The best prevention is a consistent posterior shoulder stretching routine. The sleeper stretch (lying on your throwing side and using your opposite hand to push your forearm toward the floor) and cross-body stretches performed daily can maintain the flexibility your shoulder needs. Five minutes after every throwing session makes a bigger difference than an aggressive stretching block once a week.

Manage Your Throwing Volume

Arm strength is built through progressive loading, but it’s destroyed by overuse. MLB’s Pitch Smart guidelines provide a useful framework for managing volume, especially for younger athletes. A 13- to 14-year-old, for example, should cap game pitching at 95 throws. Reaching 51 to 65 pitches requires three days of rest, and anything above 66 requires four days. For 17- to 18-year-olds, the daily cap rises to 105, with four days of rest required after 81 or more pitches.

These numbers apply specifically to game-intensity pitching, but the principle extends to all throwing. If you’re doing a long toss session, a weighted ball workout, and a bullpen in the same day, your arm doesn’t distinguish between them. Total volume and intensity both count. Track your throwing workload the same way a runner tracks mileage. Sudden spikes, throwing significantly more in one week than your recent average, are the most common trigger for arm injuries.

Putting It All Together

A practical weekly plan for building a stronger arm combines three elements: strength training, throwing progression, and mobility work. Two to three days per week of lower body and rotational strength work (squats, lunges, medicine ball throws) builds your foundation. Three to four days of structured throwing, starting with short-distance warm-up and progressing to long toss or weighted ball work on designated days, develops arm-specific endurance and velocity. Daily shoulder mobility work, even just five minutes, keeps your range of motion healthy.

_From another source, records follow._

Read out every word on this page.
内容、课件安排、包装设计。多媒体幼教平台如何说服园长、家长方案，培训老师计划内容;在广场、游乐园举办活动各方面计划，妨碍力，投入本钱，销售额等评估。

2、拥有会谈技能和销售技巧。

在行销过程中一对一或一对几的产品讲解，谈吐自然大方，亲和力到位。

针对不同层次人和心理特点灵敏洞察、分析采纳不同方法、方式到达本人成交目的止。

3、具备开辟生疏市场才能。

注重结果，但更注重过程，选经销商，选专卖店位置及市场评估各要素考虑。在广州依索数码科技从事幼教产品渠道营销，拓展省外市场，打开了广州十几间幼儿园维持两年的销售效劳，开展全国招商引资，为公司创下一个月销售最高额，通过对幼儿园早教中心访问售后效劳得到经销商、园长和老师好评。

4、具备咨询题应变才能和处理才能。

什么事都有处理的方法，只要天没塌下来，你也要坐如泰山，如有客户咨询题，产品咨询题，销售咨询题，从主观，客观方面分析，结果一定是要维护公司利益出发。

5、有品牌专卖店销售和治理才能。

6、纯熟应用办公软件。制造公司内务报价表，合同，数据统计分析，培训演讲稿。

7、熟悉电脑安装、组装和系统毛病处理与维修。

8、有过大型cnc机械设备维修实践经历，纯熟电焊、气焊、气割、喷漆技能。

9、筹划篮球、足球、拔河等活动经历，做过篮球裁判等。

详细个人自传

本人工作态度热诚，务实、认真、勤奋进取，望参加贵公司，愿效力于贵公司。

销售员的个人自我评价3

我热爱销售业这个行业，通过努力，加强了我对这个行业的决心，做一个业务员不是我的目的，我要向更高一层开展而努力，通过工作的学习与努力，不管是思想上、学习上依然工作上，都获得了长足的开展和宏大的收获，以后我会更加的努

The timeline matters too. Meaningful velocity gains typically take six to eight weeks of consistent work. The athletes who gain the most are usually the ones who were undertrained before, especially in the legs and core. If you’ve been trying to throw harder by muscling the ball with your arm, redirecting that effort to your lower half and rotation will likely produce the fastest improvement you’ve ever experienced.